Les vulnérabilités informatiques dites « zero-day » sont des failles de sécurité dans des logiciels qui n’ont pas encore été portées à la connaissance de l’éditeur et n’ont donc pas encore fait l’objet de correctifs. Par conséquent, elles peuvent être exploitées pendant un certain laps de temps avant que leur découverte ne soit rendue publique (voir La rem n°59, p.30).
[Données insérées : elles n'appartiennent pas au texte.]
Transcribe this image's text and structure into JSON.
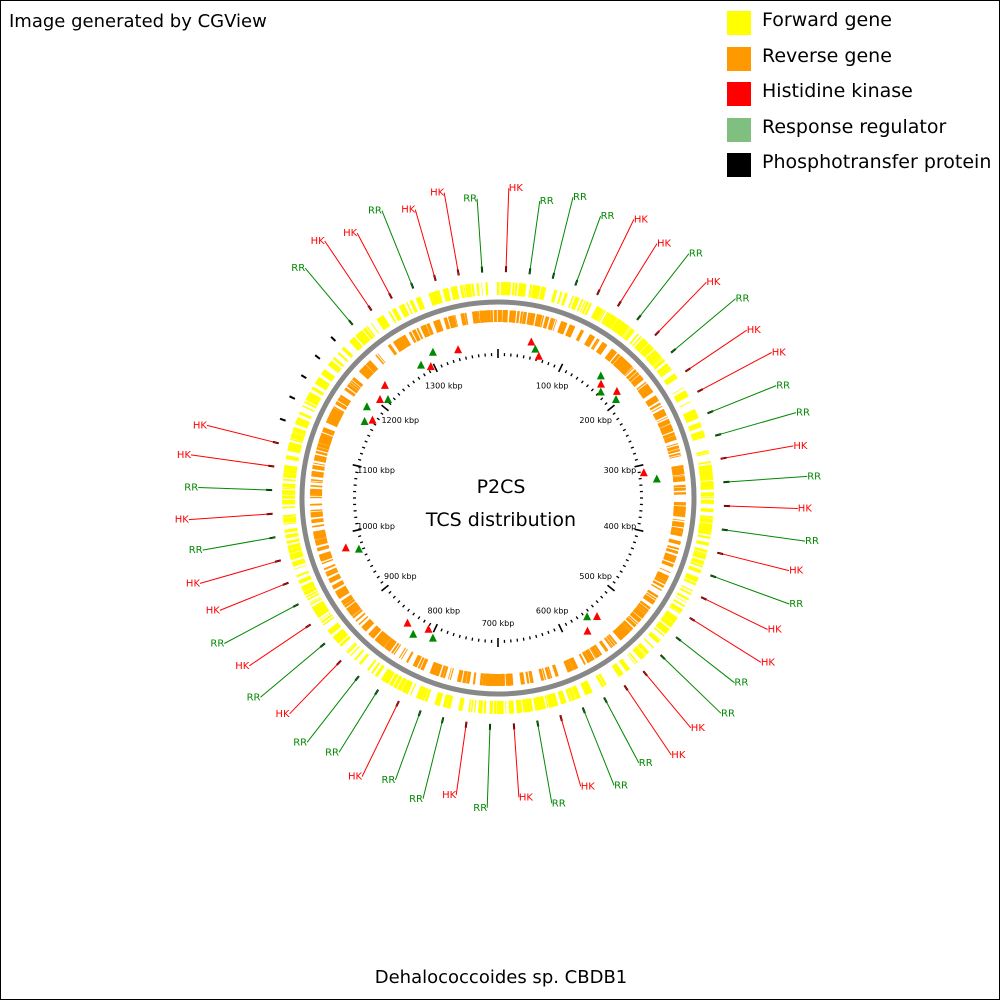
{
  "credit": "Image generated by CGView",
  "center_title": "P2CS",
  "center_subtitle": "TCS distribution",
  "organism": "Dehalococcoides sp. CBDB1",
  "colors": {
    "forward": "#ffff00",
    "reverse": "#ff9900",
    "histidine_kinase": "#ff0000",
    "response_regulator": "#7fbf7f",
    "response_regulator_marker": "#008800",
    "phosphotransfer": "#000000",
    "backbone": "#888888"
  },
  "legend": [
    {
      "label": "Forward gene",
      "color": "#ffff00"
    },
    {
      "label": "Reverse gene",
      "color": "#ff9900"
    },
    {
      "label": "Histidine kinase",
      "color": "#ff0000"
    },
    {
      "label": "Response regulator",
      "color": "#7fbf7f"
    },
    {
      "label": "Phosphotransfer protein",
      "color": "#000000"
    }
  ],
  "tick_labels": [
    "100 kbp",
    "200 kbp",
    "300 kbp",
    "400 kbp",
    "500 kbp",
    "600 kbp",
    "700 kbp",
    "800 kbp",
    "900 kbp",
    "1000 kbp",
    "1100 kbp",
    "1200 kbp",
    "1300 kbp"
  ],
  "callouts": [
    {
      "text": "RR",
      "type": "RR"
    },
    {
      "text": "HK",
      "type": "HK"
    },
    {
      "text": "HK",
      "type": "HK"
    },
    {
      "text": "RR",
      "type": "RR"
    },
    {
      "text": "HK",
      "type": "HK"
    },
    {
      "text": "HK",
      "type": "HK"
    },
    {
      "text": "RR",
      "type": "RR"
    },
    {
      "text": "HK",
      "type": "HK"
    },
    {
      "text": "RR",
      "type": "RR"
    },
    {
      "text": "RR",
      "type": "RR"
    },
    {
      "text": "RR",
      "type": "RR"
    },
    {
      "text": "HK",
      "type": "HK"
    },
    {
      "text": "HK",
      "type": "HK"
    },
    {
      "text": "RR",
      "type": "RR"
    },
    {
      "text": "HK",
      "type": "HK"
    },
    {
      "text": "RR",
      "type": "RR"
    },
    {
      "text": "HK",
      "type": "HK"
    },
    {
      "text": "HK",
      "type": "HK"
    },
    {
      "text": "RR",
      "type": "RR"
    },
    {
      "text": "RR",
      "type": "RR"
    },
    {
      "text": "HK",
      "type": "HK"
    },
    {
      "text": "RR",
      "type": "RR"
    },
    {
      "text": "HK",
      "type": "HK"
    },
    {
      "text": "RR",
      "type": "RR"
    },
    {
      "text": "HK",
      "type": "HK"
    },
    {
      "text": "RR",
      "type": "RR"
    },
    {
      "text": "HK",
      "type": "HK"
    },
    {
      "text": "HK",
      "type": "HK"
    },
    {
      "text": "RR",
      "type": "RR"
    },
    {
      "text": "RR",
      "type": "RR"
    },
    {
      "text": "HK",
      "type": "HK"
    },
    {
      "text": "HK",
      "type": "HK"
    },
    {
      "text": "RR",
      "type": "RR"
    },
    {
      "text": "RR",
      "type": "RR"
    },
    {
      "text": "HK",
      "type": "HK"
    },
    {
      "text": "RR",
      "type": "RR"
    },
    {
      "text": "HK",
      "type": "HK"
    },
    {
      "text": "RR",
      "type": "RR"
    },
    {
      "text": "HK",
      "type": "HK"
    },
    {
      "text": "RR",
      "type": "RR"
    },
    {
      "text": "RR",
      "type": "RR"
    },
    {
      "text": "HK",
      "type": "HK"
    },
    {
      "text": "RR",
      "type": "RR"
    },
    {
      "text": "RR",
      "type": "RR"
    },
    {
      "text": "HK",
      "type": "HK"
    },
    {
      "text": "RR",
      "type": "RR"
    },
    {
      "text": "HK",
      "type": "HK"
    },
    {
      "text": "RR",
      "type": "RR"
    },
    {
      "text": "HK",
      "type": "HK"
    },
    {
      "text": "HK",
      "type": "HK"
    },
    {
      "text": "RR",
      "type": "RR"
    },
    {
      "text": "HK",
      "type": "HK"
    },
    {
      "text": "RR",
      "type": "RR"
    },
    {
      "text": "HK",
      "type": "HK"
    },
    {
      "text": "HK",
      "type": "HK"
    }
  ]
}
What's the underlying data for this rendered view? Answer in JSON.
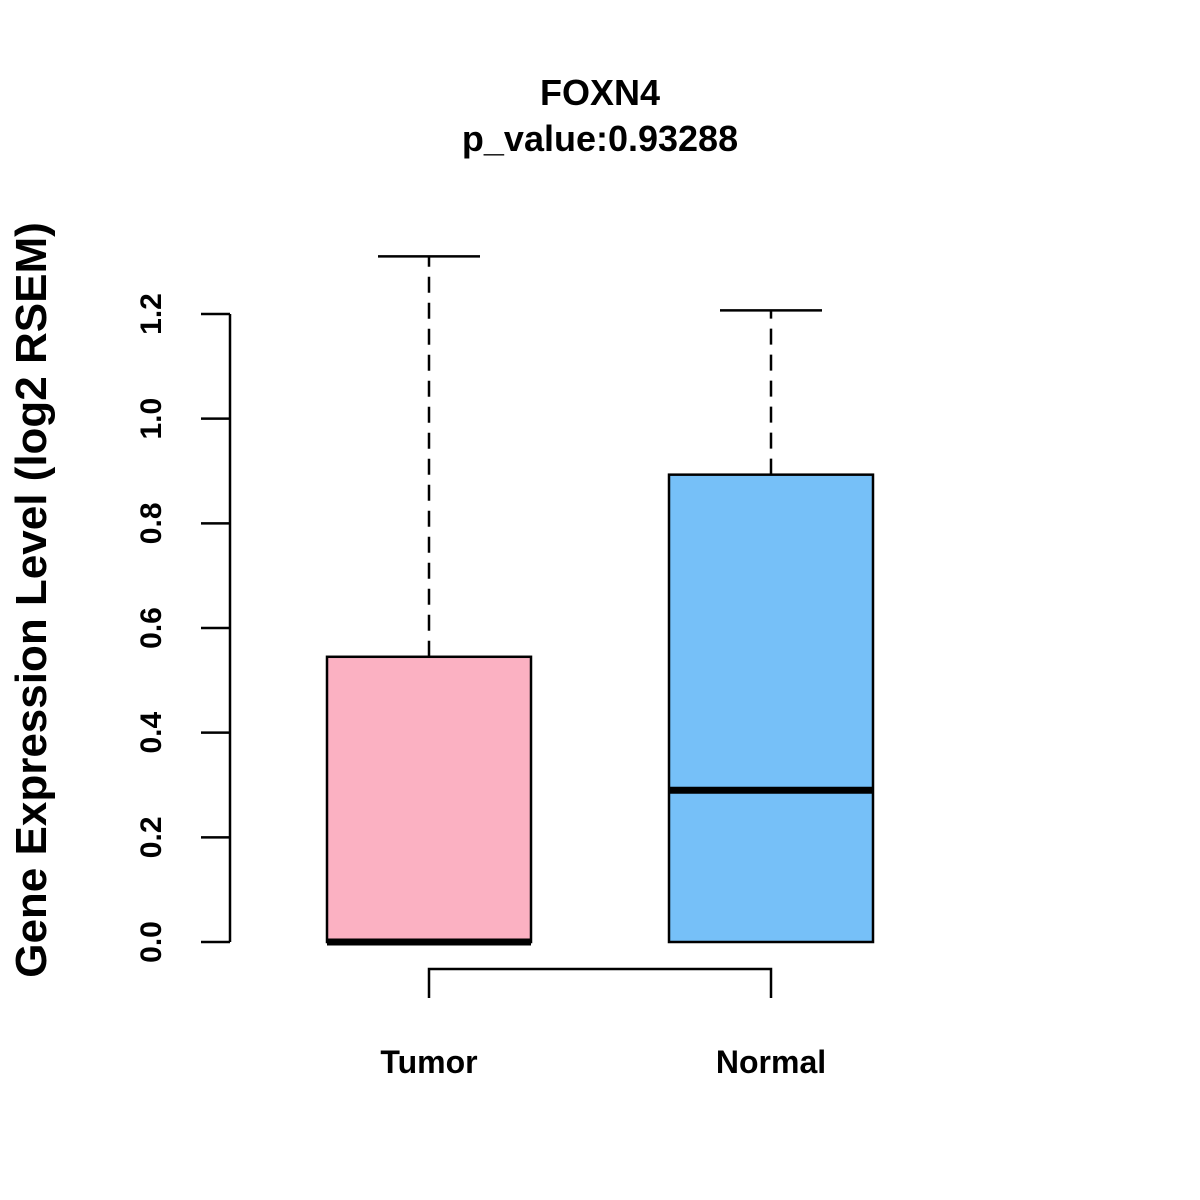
{
  "chart_data": {
    "type": "boxplot",
    "title": "FOXN4",
    "subtitle": "p_value:0.93288",
    "ylabel": "Gene Expression Level (log2 RSEM)",
    "xlabel": "",
    "ylim": [
      0,
      1.2
    ],
    "yticks": [
      "0.0",
      "0.2",
      "0.4",
      "0.6",
      "0.8",
      "1.0",
      "1.2"
    ],
    "groups": [
      {
        "name": "Tumor",
        "min": 0.0,
        "q1": 0.0,
        "median": 0.0,
        "q3": 0.545,
        "max": 1.31,
        "color": "#FBB1C2"
      },
      {
        "name": "Normal",
        "min": 0.0,
        "q1": 0.0,
        "median": 0.29,
        "q3": 0.893,
        "max": 1.207,
        "color": "#76C0F8"
      }
    ],
    "comparison_bracket": [
      "Tumor",
      "Normal"
    ]
  }
}
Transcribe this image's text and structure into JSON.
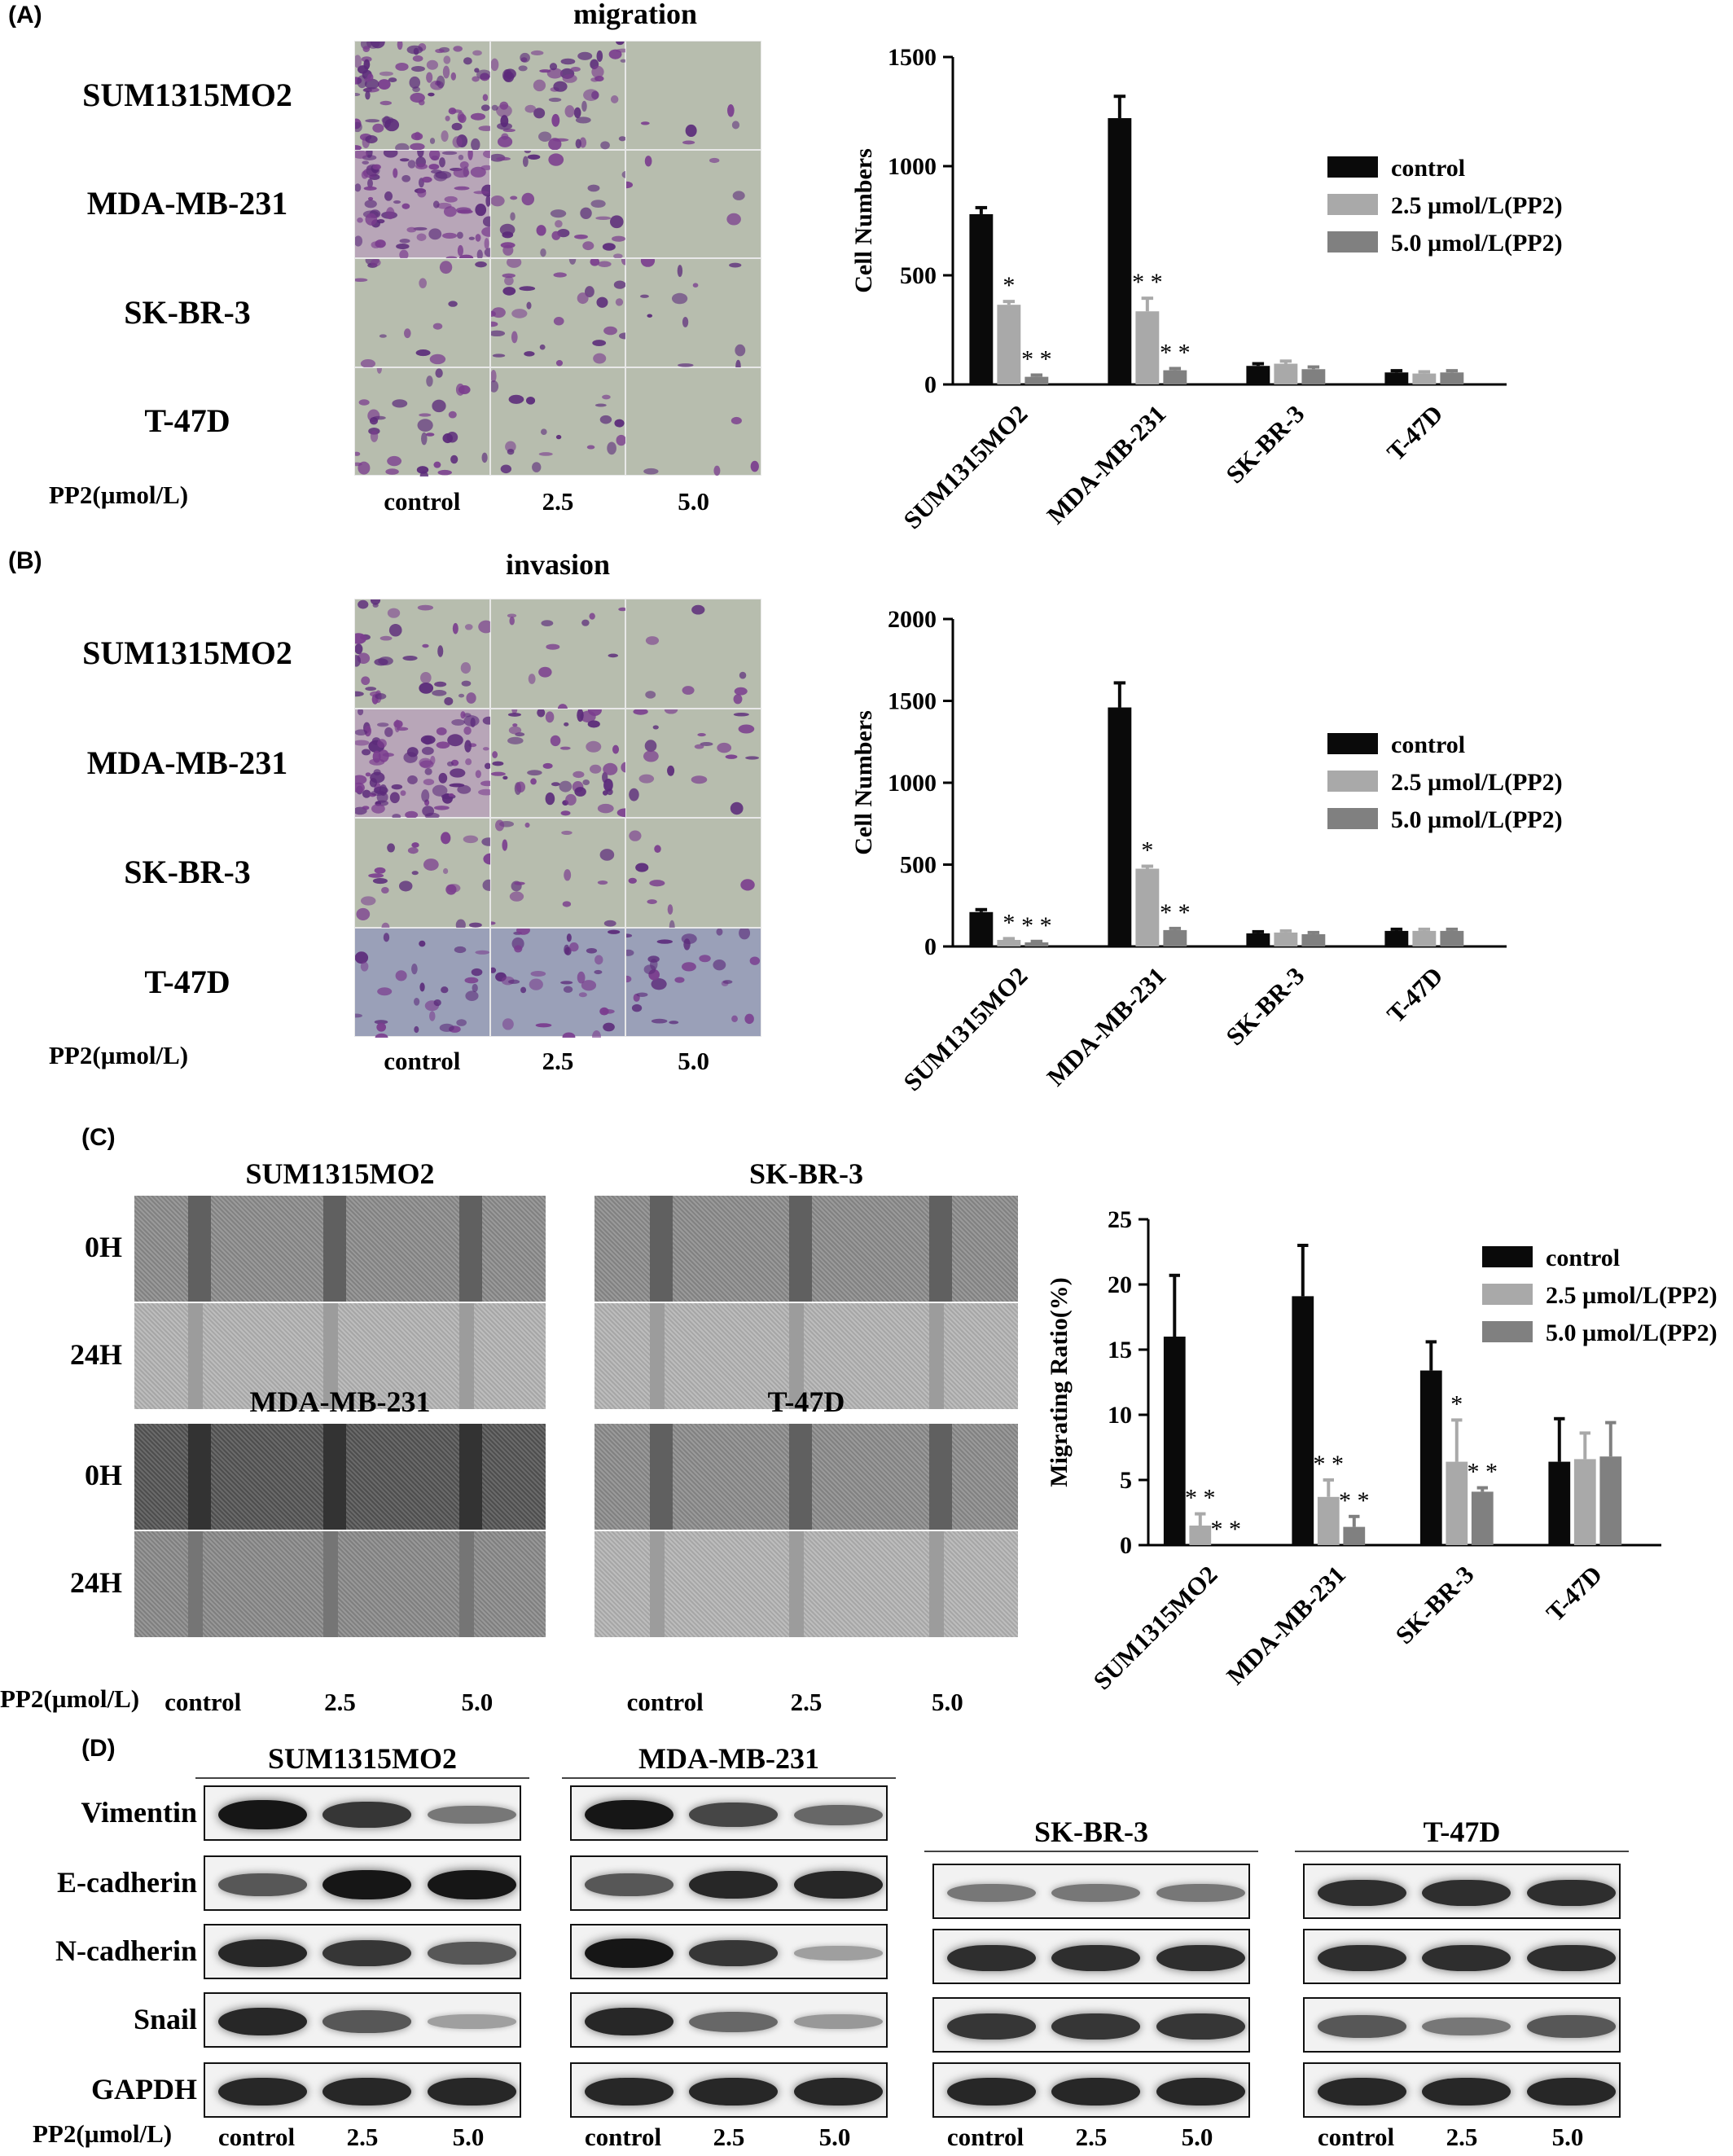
{
  "panels": {
    "A": {
      "label": "(A)",
      "title": "migration",
      "rows": [
        "SUM1315MO2",
        "MDA-MB-231",
        "SK-BR-3",
        "T-47D"
      ],
      "treatment_label": "PP2(µmol/L)",
      "columns": [
        "control",
        "2.5",
        "5.0"
      ]
    },
    "B": {
      "label": "(B)",
      "title": "invasion",
      "rows": [
        "SUM1315MO2",
        "MDA-MB-231",
        "SK-BR-3",
        "T-47D"
      ],
      "treatment_label": "PP2(µmol/L)",
      "columns": [
        "control",
        "2.5",
        "5.0"
      ]
    },
    "C": {
      "label": "(C)",
      "groups": [
        "SUM1315MO2",
        "SK-BR-3",
        "MDA-MB-231",
        "T-47D"
      ],
      "times": [
        "0H",
        "24H"
      ],
      "treatment_label": "PP2(µmol/L)",
      "columns": [
        "control",
        "2.5",
        "5.0"
      ]
    },
    "D": {
      "label": "(D)",
      "groups": [
        "SUM1315MO2",
        "MDA-MB-231",
        "SK-BR-3",
        "T-47D"
      ],
      "proteins": [
        "Vimentin",
        "E-cadherin",
        "N-cadherin",
        "Snail",
        "GAPDH"
      ],
      "treatment_label": "PP2(µmol/L)",
      "columns": [
        "control",
        "2.5",
        "5.0"
      ]
    }
  },
  "chart_data": [
    {
      "type": "bar",
      "ylabel": "Cell Numbers",
      "ylim": [
        0,
        1500
      ],
      "yticks": [
        "0",
        "500",
        "1000",
        "1500"
      ],
      "categories": [
        "SUM1315MO2",
        "MDA-MB-231",
        "SK-BR-3",
        "T-47D"
      ],
      "series": [
        {
          "name": "control",
          "values": [
            780,
            1220,
            85,
            55
          ],
          "errors": [
            30,
            100,
            10,
            8
          ]
        },
        {
          "name": "2.5 µmol/L(PP2)",
          "values": [
            365,
            335,
            95,
            50
          ],
          "errors": [
            15,
            60,
            12,
            8
          ]
        },
        {
          "name": "5.0 µmol/L(PP2)",
          "values": [
            35,
            65,
            70,
            55
          ],
          "errors": [
            8,
            8,
            10,
            8
          ]
        }
      ],
      "annotations": [
        [
          "",
          "*",
          "**"
        ],
        [
          "",
          "**",
          "**"
        ],
        [
          "",
          "",
          ""
        ],
        [
          "",
          "",
          ""
        ]
      ],
      "colors": [
        "#0a0a0a",
        "#a9a9a9",
        "#808080"
      ],
      "legend": "right"
    },
    {
      "type": "bar",
      "ylabel": "Cell Numbers",
      "ylim": [
        0,
        2000
      ],
      "yticks": [
        "0",
        "500",
        "1000",
        "1500",
        "2000"
      ],
      "categories": [
        "SUM1315MO2",
        "MDA-MB-231",
        "SK-BR-3",
        "T-47D"
      ],
      "series": [
        {
          "name": "control",
          "values": [
            210,
            1460,
            80,
            95
          ],
          "errors": [
            15,
            150,
            10,
            10
          ]
        },
        {
          "name": "2.5 µmol/L(PP2)",
          "values": [
            40,
            475,
            85,
            95
          ],
          "errors": [
            8,
            15,
            10,
            10
          ]
        },
        {
          "name": "5.0 µmol/L(PP2)",
          "values": [
            25,
            100,
            75,
            95
          ],
          "errors": [
            6,
            10,
            10,
            10
          ]
        }
      ],
      "annotations": [
        [
          "",
          "*",
          "**"
        ],
        [
          "",
          "*",
          "**"
        ],
        [
          "",
          "",
          ""
        ],
        [
          "",
          "",
          ""
        ]
      ],
      "colors": [
        "#0a0a0a",
        "#a9a9a9",
        "#808080"
      ],
      "legend": "right"
    },
    {
      "type": "bar",
      "ylabel": "Migrating Ratio(%)",
      "ylim": [
        0,
        25
      ],
      "yticks": [
        "0",
        "5",
        "10",
        "15",
        "20",
        "25"
      ],
      "categories": [
        "SUM1315MO2",
        "MDA-MB-231",
        "SK-BR-3",
        "T-47D"
      ],
      "series": [
        {
          "name": "control",
          "values": [
            16,
            19.1,
            13.4,
            6.4
          ],
          "errors": [
            4.7,
            3.9,
            2.2,
            3.3
          ]
        },
        {
          "name": "2.5 µmol/L(PP2)",
          "values": [
            1.5,
            3.7,
            6.4,
            6.6
          ],
          "errors": [
            0.9,
            1.3,
            3.2,
            2.0
          ]
        },
        {
          "name": "5.0 µmol/L(PP2)",
          "values": [
            0,
            1.4,
            4.1,
            6.8
          ],
          "errors": [
            0,
            0.8,
            0.3,
            2.6
          ]
        }
      ],
      "annotations": [
        [
          "",
          "**",
          "**"
        ],
        [
          "",
          "**",
          "**"
        ],
        [
          "",
          "*",
          "**"
        ],
        [
          "",
          "",
          ""
        ]
      ],
      "colors": [
        "#0a0a0a",
        "#a9a9a9",
        "#808080"
      ],
      "legend": "right"
    }
  ]
}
Ces vulnérabilités informatiques sont vendues de plus en plus cher par des entreprises de sécurité, un marché dont Zerodium est le leader mondial. Les acheteurs peuvent ainsi opérer des attaques informatiques sophistiquées comme le vol ou la destruction de données ou encore la prise de contrôle à distance d’une machine, voire d’installations informatiques plus complexes. Comme l’explique en toute transparence le site web de Zerodium, « nos clients sont des institutions gouvernementales (principalement d’Europe et d’Amérique du Nord) qui ont besoin d’exploits zero-day avancés et de capacités de cybersécurité ».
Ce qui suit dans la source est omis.